Juggling school and personal life in the midst of the COVID-19 pandemic was a tough hit for many. Unprecedented. It flipped the lives of many students upside down with no notice, including Tiasia Howard, a Criminal Justice major at the College.

She had just begun her studies when, in March 2020, the College’s transition to online learning meant Tiasia needed to manage her personal and academic responsibilities while taking classes at home.

"I guess it's my love for learning and furthering my education to provide the best future I can for my kids that keeps me going and earning A’s," Tiasia said. “It was more difficult for my son, because he’s so active.”

When classes first transitioned online, Tiasia knew she needed to make some changes for herself in order to get her work done and still have time for her family. At times, she found herself getting up at 4 a.m. to complete school work before her children woke up for the day. However, she began reaching out to faculty to get ahead of her work, and made a plan early on. Since her classes and assignments were all online and accessible at any time, scheduling time at the beginning of the week allowed her to complete assignments. By midweek, she was able to focus on the required class discussions.

Eventually, Tiasia and her family adjusted to being home together full time. To help her son, who was five years old and starting kindergarten virtually in fall 2020, Tiasia would sit next to him so they could both do their work on their computers together.

Tiasia said there’s no doubt that a difference exists between in-person and online learning. While her course load hasn’t changed much, participation, she said, feels different, and more independent.

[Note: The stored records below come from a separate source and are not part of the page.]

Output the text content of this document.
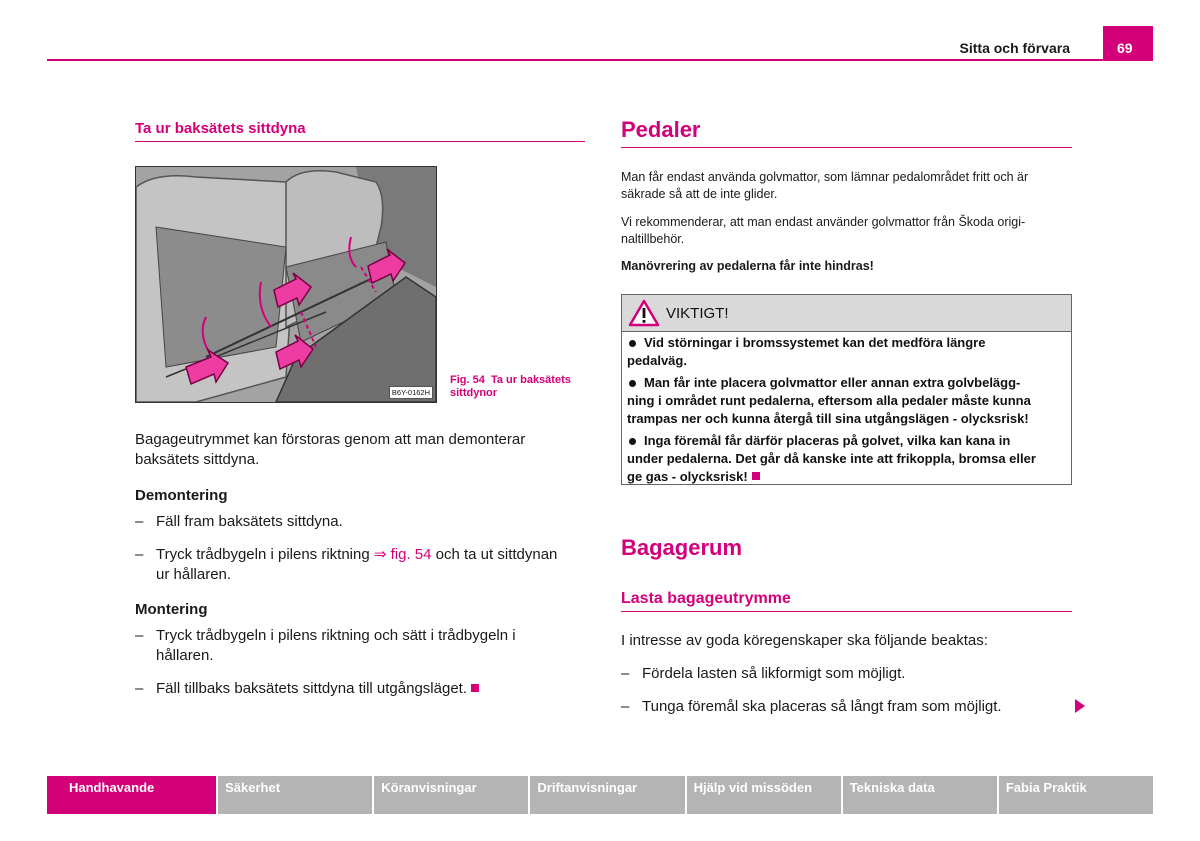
Sitta och förvara	69
Ta ur baksätets sittdyna
B6Y-0162H
Fig. 54 Ta ur baksätets sittdynor
Bagageutrymmet kan förstoras genom att man demonterar
baksätets sittdyna.
Demontering
– Fäll fram baksätets sittdyna.
– Tryck trådbygeln i pilens riktning ⇒ fig. 54 och ta ut sittdynan
ur hållaren.
Montering
– Tryck trådbygeln i pilens riktning och sätt i trådbygeln i
hållaren.
– Fäll tillbaks baksätets sittdyna till utgångsläget.
Pedaler
Man får endast använda golvmattor, som lämnar pedalområdet fritt och är
säkrade så att de inte glider.
Vi rekommenderar, att man endast använder golvmattor från Škoda origi-
naltillbehör.
Manövrering av pedalerna får inte hindras!
VIKTIGT!
Vid störningar i bromssystemet kan det medföra längre
pedalväg.
Man får inte placera golvmattor eller annan extra golvbelägg-
ning i området runt pedalerna, eftersom alla pedaler måste kunna
trampas ner och kunna återgå till sina utgångslägen - olycksrisk!
Inga föremål får därför placeras på golvet, vilka kan kana in
under pedalerna. Det går då kanske inte att frikoppla, bromsa eller
ge gas - olycksrisk!
Bagagerum
Lasta bagageutrymme
I intresse av goda köregenskaper ska följande beaktas:
– Fördela lasten så likformigt som möjligt.
– Tunga föremål ska placeras så långt fram som möjligt.
Handhavande	Säkerhet	Köranvisningar	Driftanvisningar	Hjälp vid missöden	Tekniska data	Fabia Praktik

"Online learning isn't hard. You just have to motivate yourself and want to do [well] in order to obtain success,” she said.

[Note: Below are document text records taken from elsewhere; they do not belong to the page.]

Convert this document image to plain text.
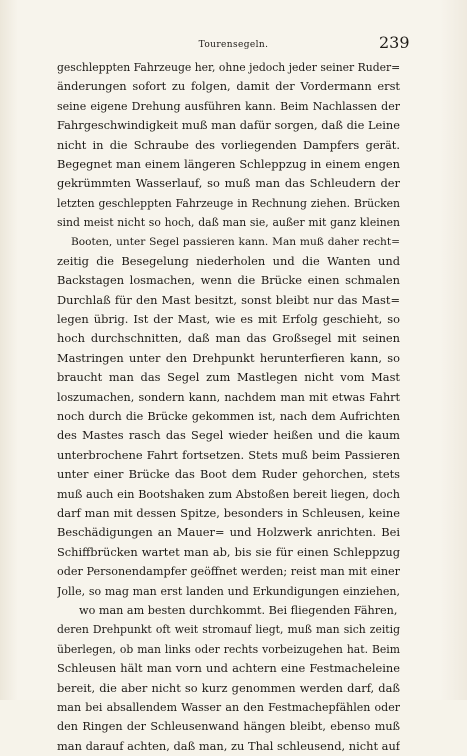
Tourensegeln.	239
geschleppten Fahrzeuge her, ohne jedoch jeder seiner Ruder=
änderungen sofort zu folgen, damit der Vordermann erst
seine eigene Drehung ausführen kann. Beim Nachlassen der
Fahrgeschwindigkeit muß man dafür sorgen, daß die Leine
nicht in die Schraube des vorliegenden Dampfers gerät.
Begegnet man einem längeren Schleppzug in einem engen
gekrümmten Wasserlauf, so muß man das Schleudern der
letzten geschleppten Fahrzeuge in Rechnung ziehen. Brücken
sind meist nicht so hoch, daß man sie, außer mit ganz kleinen
Booten, unter Segel passieren kann. Man muß daher recht=
zeitig die Besegelung niederholen und die Wanten und
Backstagen losmachen, wenn die Brücke einen schmalen
Durchlaß für den Mast besitzt, sonst bleibt nur das Mast=
legen übrig. Ist der Mast, wie es mit Erfolg geschieht, so
hoch durchschnitten, daß man das Großsegel mit seinen
Mastringen unter den Drehpunkt herunterfieren kann, so
braucht man das Segel zum Mastlegen nicht vom Mast
loszumachen, sondern kann, nachdem man mit etwas Fahrt
noch durch die Brücke gekommen ist, nach dem Aufrichten
des Mastes rasch das Segel wieder heißen und die kaum
unterbrochene Fahrt fortsetzen. Stets muß beim Passieren
unter einer Brücke das Boot dem Ruder gehorchen, stets
muß auch ein Bootshaken zum Abstoßen bereit liegen, doch
darf man mit dessen Spitze, besonders in Schleusen, keine
Beschädigungen an Mauer= und Holzwerk anrichten. Bei
Schiffbrücken wartet man ab, bis sie für einen Schleppzug
oder Personendampfer geöffnet werden; reist man mit einer
Jolle, so mag man erst landen und Erkundigungen einziehen,
wo man am besten durchkommt. Bei fliegenden Fähren,
deren Drehpunkt oft weit stromauf liegt, muß man sich zeitig
überlegen, ob man links oder rechts vorbeizugehen hat. Beim
Schleusen hält man vorn und achtern eine Festmacheleine
bereit, die aber nicht so kurz genommen werden darf, daß
man bei absallendem Wasser an den Festmachepfählen oder
den Ringen der Schleusenwand hängen bleibt, ebenso muß
man darauf achten, daß man, zu Thal schleusend, nicht auf
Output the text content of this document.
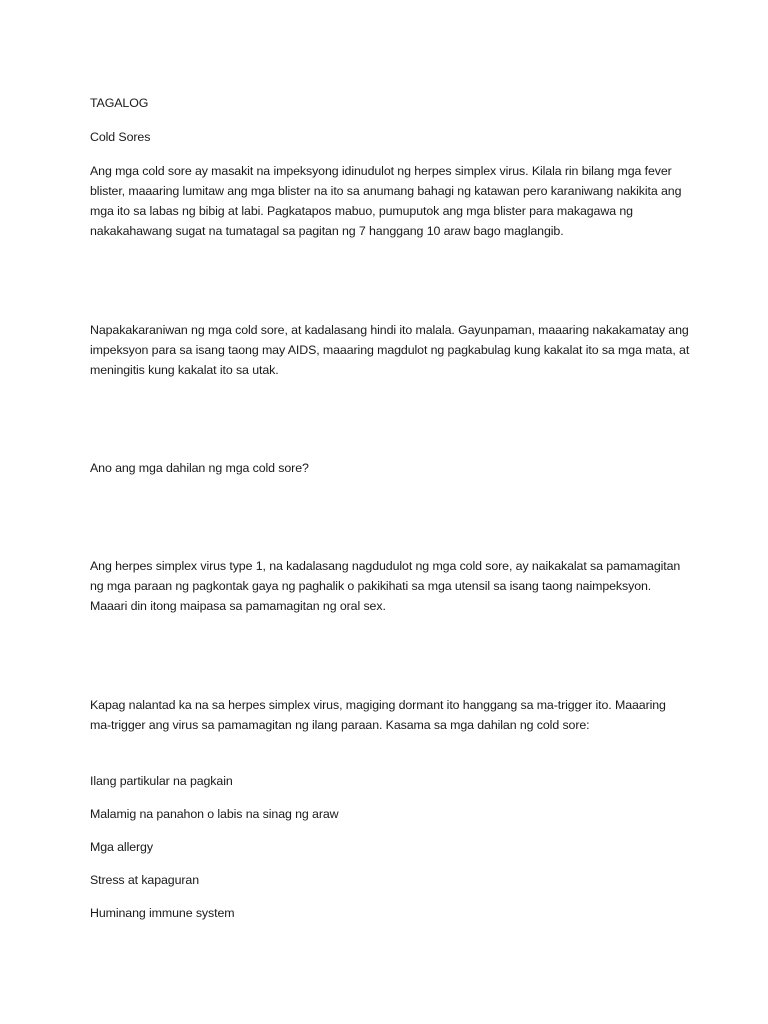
TAGALOG

Cold Sores

Ang mga cold sore ay masakit na impeksyong idinudulot ng herpes simplex virus. Kilala rin bilang mga fever blister, maaaring lumitaw ang mga blister na ito sa anumang bahagi ng katawan pero karaniwang nakikita ang mga ito sa labas ng bibig at labi. Pagkatapos mabuo, pumuputok ang mga blister para makagawa ng nakakahawang sugat na tumatagal sa pagitan ng 7 hanggang 10 araw bago maglangib.

Napakakaraniwan ng mga cold sore, at kadalasang hindi ito malala. Gayunpaman, maaaring nakakamatay ang impeksyon para sa isang taong may AIDS, maaaring magdulot ng pagkabulag kung kakalat ito sa mga mata, at meningitis kung kakalat ito sa utak.

Ano ang mga dahilan ng mga cold sore?

Ang herpes simplex virus type 1, na kadalasang nagdudulot ng mga cold sore, ay naikakalat sa pamamagitan ng mga paraan ng pagkontak gaya ng paghalik o pakikihati sa mga utensil sa isang taong naimpeksyon. Maaari din itong maipasa sa pamamagitan ng oral sex.

Kapag nalantad ka na sa herpes simplex virus, magiging dormant ito hanggang sa ma-trigger ito. Maaaring ma-trigger ang virus sa pamamagitan ng ilang paraan. Kasama sa mga dahilan ng cold sore:

Ilang partikular na pagkain

Malamig na panahon o labis na sinag ng araw

Mga allergy

Stress at kapaguran

Huminang immune system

Tiasia said ultimately, she likes online learning because she can get her work done on her own time and move on to the other things she has going on. She added that not having to travel to school and instead being able to wake up and just get on the computer has made the transition even easier and that much better.

Though it hasn’t all been smooth sailing, Tiasia said she’s proud of how much she’s accomplished over the past year. “I don’t even know how I am doing it.”

Tiasia maintains a 3.5 GPA and is on the path to graduate in May 2021. She plans to return to the College for additional courses before pursuing her career as a detective.